The Civil Service
The civil service, an integral part of the executive branch of
government, is a major component of the public services of Ghana,
which come under supervision of the Public Services Commission.
Ghana's civil service is organized along British lines and
constitutes one of the most enduring legacies of British colonial
rule. The 1992 constitution provides that the president, acting in
accordance with the advice of the Public Services Commission,
appoint a public officer to head the civil service.
The civil service is Ghana's single largest employer, and its
union is large and strong. It recruits graduates of Ghana's three
universities and other educational institutions through a system of
competitive examinations. Staffing of the civil and the public
services with competent personnel is the principal function of the
Public Services Commission, which serves as the government's
central personnel agency.
The Office of the Head of Civil Service includes a large team
of administrators, executive and management analysts, and other
technical experts.
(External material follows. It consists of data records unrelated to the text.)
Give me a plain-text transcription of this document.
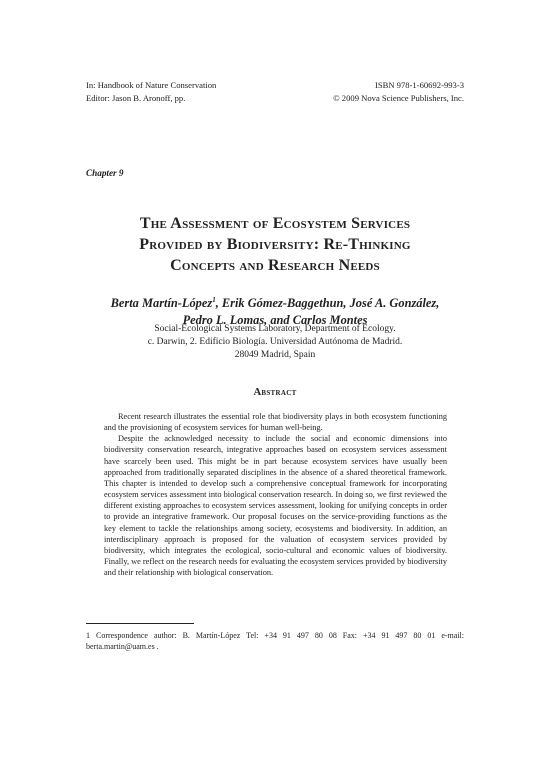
In: Handbook of Nature Conservation	ISBN 978-1-60692-993-3
Editor: Jason B. Aronoff, pp.	© 2009 Nova Science Publishers, Inc.
Chapter 9
The Assessment of Ecosystem Services
Provided by Biodiversity: Re-Thinking
Concepts and Research Needs
Berta Martín-López$^1$, Erik Gómez-Baggethun, José A. González,
Pedro L. Lomas, and Carlos Montes
Social-Ecological Systems Laboratory, Department of Ecology.
c. Darwin, 2. Edificio Biología. Universidad Autónoma de Madrid.
28049 Madrid, Spain
Abstract

Recent research illustrates the essential role that biodiversity plays in both ecosystem functioning and the provisioning of ecosystem services for human well-being.

Despite the acknowledged necessity to include the social and economic dimensions into biodiversity conservation research, integrative approaches based on ecosystem services assessment have scarcely been used. This might be in part because ecosystem services have usually been approached from traditionally separated disciplines in the absence of a shared theoretical framework. This chapter is intended to develop such a comprehensive conceptual framework for incorporating ecosystem services assessment into biological conservation research. In doing so, we first reviewed the different existing approaches to ecosystem services assessment, looking for unifying concepts in order to provide an integrative framework. Our proposal focuses on the service-providing functions as the key element to tackle the relationships among society, ecosystems and biodiversity. In addition, an interdisciplinary approach is proposed for the valuation of ecosystem services provided by biodiversity, which integrates the ecological, socio-cultural and economic values of biodiversity. Finally, we reflect on the research needs for evaluating the ecosystem services provided by biodiversity and their relationship with biological conservation.

1 Correspondence author: B. Martín-López Tel: +34 91 497 80 08 Fax: +34 91 497 80 01 e-mail: berta.martin@uam.es .
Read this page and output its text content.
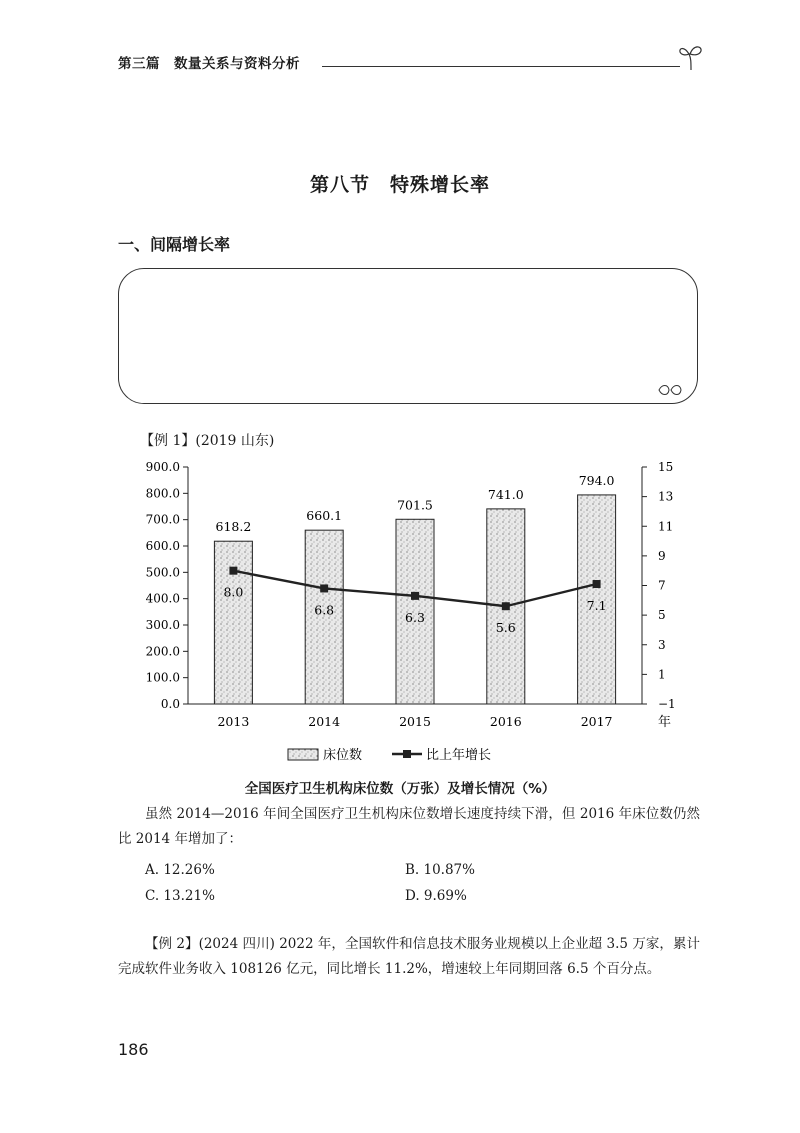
第三篇　数量关系与资料分析
第八节　特殊增长率
一、间隔增长率
【例 1】(2019 山东)
0.0
100.0
200.0
300.0
400.0
500.0
600.0
700.0
800.0
900.0
−1
1
3
5
7
9
11
13
15
618.2
660.1
701.5
741.0
794.0
8.0
6.8	6.3
5.6
7.1
2013	2014	2015	2016	2017	年
床位数	比上年增长
全国医疗卫生机构床位数（万张）及增长情况（%）
虽然 2014—2016 年间全国医疗卫生机构床位数增长速度持续下滑，但 2016 年床位数仍然比 2014 年增加了：
A. 12.26%	B. 10.87%
C. 13.21%	D. 9.69%
【例 2】(2024 四川) 2022 年，全国软件和信息技术服务业规模以上企业超 3.5 万家，累计完成软件业务收入 108126 亿元，同比增长 11.2%，增速较上年同期回落 6.5 个百分点。
186
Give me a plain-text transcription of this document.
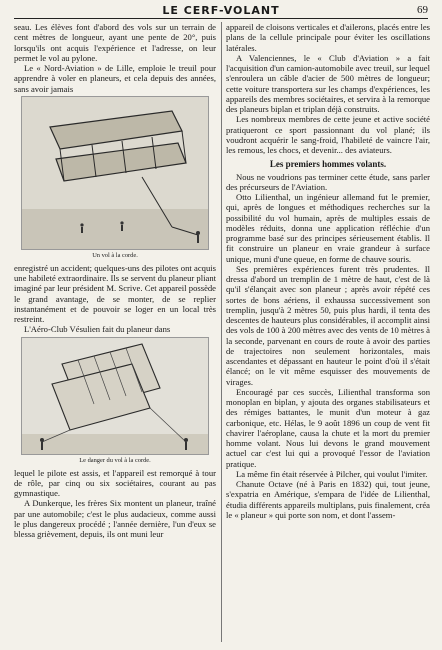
LE CERF-VOLANT	69

seau. Les élèves font d'abord des vols sur un terrain de cent mètres de longueur, ayant une pente de 20°, puis lorsqu'ils ont acquis l'expérience et l'adresse, on leur permet le vol au pylone.

Le « Nord-Aviation » de Lille, emploie le treuil pour apprendre à voler en planeurs, et cela depuis des années, sans avoir jamais

Un vol à la corde.

enregistré un accident; quelques-uns des pilotes ont acquis une habileté extraordinaire. Ils se servent du planeur pliant imaginé par leur président M. Scrive. Cet appareil possède le grand avantage, de se monter, de se replier instantanément et de pouvoir se loger en un local très restreint.

L'Aéro-Club Vésulien fait du planeur dans

Le danger du vol à la corde.

lequel le pilote est assis, et l'appareil est remorqué à tour de rôle, par cinq ou six sociétaires, courant au pas gymnastique.

A Dunkerque, les frères Six montent un planeur, traîné par une automobile; c'est le plus audacieux, comme aussi le plus dangereux procédé ; l'année dernière, l'un d'eux se blessa grièvement, depuis, ils ont muni leur

appareil de cloisons verticales et d'ailerons, placés entre les plans de la cellule principale pour éviter les oscillations latérales.

A Valenciennes, le « Club d'Aviation » a fait l'acquisition d'un camion-automobile avec treuil, sur lequel s'enroulera un câble d'acier de 500 mètres de longueur; cette voiture transportera sur les champs d'expériences, les appareils des membres sociétaires, et servira à la remorque des planeurs biplan et triplan déjà construits.

Les nombreux membres de cette jeune et active société pratiqueront ce sport passionnant du vol plané; ils voudront acquérir le sang-froid, l'habileté de vaincre l'air, les remous, les chocs, et devenir... des aviateurs.

Les premiers hommes volants.

Nous ne voudrions pas terminer cette étude, sans parler des précurseurs de l'Aviation.

Otto Lilienthal, un ingénieur allemand fut le premier, qui, après de longues et méthodiques recherches sur la possibilité du vol humain, après de multiples essais de modèles réduits, donna une application réfléchie d'un programme basé sur des principes sérieusement établis. Il fit construire un planeur en vraie grandeur à surface unique, muni d'une queue, en forme de chauve souris.

Ses premières expériences furent très prudentes. Il dressa d'abord un tremplin de 1 mètre de haut, c'est de là qu'il s'élançait avec son planeur ; après avoir répété ces sortes de bons aériens, il exhaussa successivement son tremplin, jusqu'à 2 mètres 50, puis plus hardi, il tenta des descentes de hauteurs plus considérables, il accomplit ainsi des vols de 100 à 200 mètres avec des vents de 10 mètres à la seconde, parvenant en cours de route à avoir des parties de trajectoires non seulement horizontales, mais ascendantes et dépassant en hauteur le point d'où il s'était élancé; on le vit même esquisser des mouvements de virages.

Encouragé par ces succès, Lilienthal transforma son monoplan en biplan, y ajouta des organes stabilisateurs et des rémiges battantes, le munit d'un moteur à gaz carbonique, etc. Hélas, le 9 août 1896 un coup de vent fit chavirer l'aéroplane, causa la chute et la mort du premier homme volant. Nous lui devons le grand mouvement actuel car c'est lui qui a provoqué l'essor de l'aviation pratique.

La même fin était réservée à Pilcher, qui voulut l'imiter.

Chanute Octave (né à Paris en 1832) qui, tout jeune, s'expatria en Amérique, s'empara de l'idée de Lilienthal, étudia différents appareils multiplans, puis finalement, créa le « planeur » qui porte son nom, et dont l'assem-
These officials supervise a hierarchy of graded
personnel working in such areas as health, agriculture,
transportation and communications, and local government. Working in
cooperation with them are other state bodies such as the
Chieftaincy Secretariat, Audit Service, Public Services Commission,
and the Ghana Cocoa Board. Since the launching in 1983 of the ERP,
an austere economic program that the NDC government of the Fourth
Republic continues to implement, the civil service has been cut
drastically. Despite the retrenchment, civil servants have not
engaged in organized protests or strikes, despite threats to do so.